Filho de uma história que não é só dele, filho de miscigenações de histórias que é a de tantos outros, filho de cores, matizes, peles e almas – brancas, indígenas, guaranis, negras – que constituem essa paleta que não se segura com apenas uma mão. Órfão de uma mãe viva, filho de uma mãe adotiva, como tantas crianças, de ricas a miseráveis, de privilegiadas a classemediadas, agarrou-se a um instrumento de evasão. A cor, local; a música, nem tanto?

Nascido em Itapira, crescido na Mogi-Mirim dos anos 80, um interior que, embora paulista, assemelha-se aos interiores reais, imaginários e idealizados, Daniel Oliveira, um artista da música criado por um ex-jogador de futebol, foi encontrar no instrumento que, empatado com todos os outros, é o mais brasileiro de todos: a clarineta – ou, em um termo tanto antiquado quanto contemporâneo, o clarinete.
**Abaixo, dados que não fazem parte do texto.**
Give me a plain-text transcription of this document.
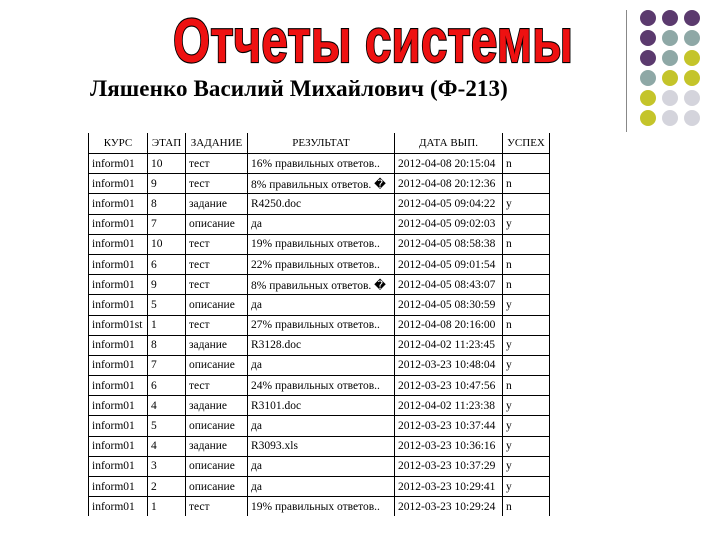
Отчеты системы
Ляшенко Василий Михайлович (Ф-213)
КУРС	ЭТАП	ЗАДАНИЕ	РЕЗУЛЬТАТ	ДАТА ВЫП.	УСПЕХ
inform01	10	тест	16% правильных ответов..	2012-04-08 20:15:04	n
inform01	9	тест	8% правильных ответов. �	2012-04-08 20:12:36	n
inform01	8	задание	R4250.doc	2012-04-05 09:04:22	y
inform01	7	описание	да	2012-04-05 09:02:03	y
inform01	10	тест	19% правильных ответов..	2012-04-05 08:58:38	n
inform01	6	тест	22% правильных ответов..	2012-04-05 09:01:54	n
inform01	9	тест	8% правильных ответов. �	2012-04-05 08:43:07	n
inform01	5	описание	да	2012-04-05 08:30:59	y
inform01st	1	тест	27% правильных ответов..	2012-04-08 20:16:00	n
inform01	8	задание	R3128.doc	2012-04-02 11:23:45	y
inform01	7	описание	да	2012-03-23 10:48:04	y
inform01	6	тест	24% правильных ответов..	2012-03-23 10:47:56	n
inform01	4	задание	R3101.doc	2012-04-02 11:23:38	y
inform01	5	описание	да	2012-03-23 10:37:44	y
inform01	4	задание	R3093.xls	2012-03-23 10:36:16	y
inform01	3	описание	да	2012-03-23 10:37:29	y
inform01	2	описание	да	2012-03-23 10:29:41	y
inform01	1	тест	19% правильных ответов..	2012-03-23 10:29:24	n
Presente na música negra americana e na música branca europeia, no jazz e no choro, nas bandas de New Orleans e nas orquestrações de Richard Wagner, nas Big Bands e nas fanfarras, tocado nos salões e nas salas, nas ruas e nos coretos, seja em pé, sentado, andando, marchando ou rolando na boca de um clown. O clarinete, irmão gêmeo univitelino da clarineta, é uma instituição multimusical a quem, saibamos ou não, estamos ligados.

Dessa história de vida que, com preguiça, poderíamos chamar de uma história de superação, e dessa relação com o instrumento que é pau-pra-toda-obra, erige-se Daniel. “A minha origem não é meu álibi; é minha força”, lembro – ou idealizo lembrar – ele dizer nos nossos tempos de convivas na moradia estudantil do Instituto de Artes da Unesp. Desde lá, músicos e caráteres em formação, os amigos sabiam que o Daniel brilharia nos palcos, solo ou solando, acompanhado ou acompanhando. O primeiro a acordar, o primeiro a ir dormir, não estudava, treinava, e treinava com a disciplina que aprendeu com o goleirão que só na vida que importa menos, a real, disputou posição com um grande goleiro que jogou na Seleção Brasileira.

Principal clarinetista da Orquestra do Theatro São Pedro, patrocinado pelas melhores marcas do instrumento, solista de inúmeras orquestras, doutorando pela USP, colega de profissão e de nível dos melhores clarinetistas do mundo, conselheiro da instituição responsável pelo Projeto Guri, editor e criador da Revista Clarineta, organizador de eventos… A lista é longa, longa… A lista é longa mas não cansa: orgulha.

Daniel Oliveira tinha tudo para não ser o que é e muito para ser o que não foi. Sob tantos aspectos tão brasileiros, é uma história que não deveria ter sido. Mas que foi. Daniel é do que o Brasil tem de melhor, e basta escutá-lo para sentir, no ato, que é uma história – e músico – que soa tão bem: soa (o) Brasil.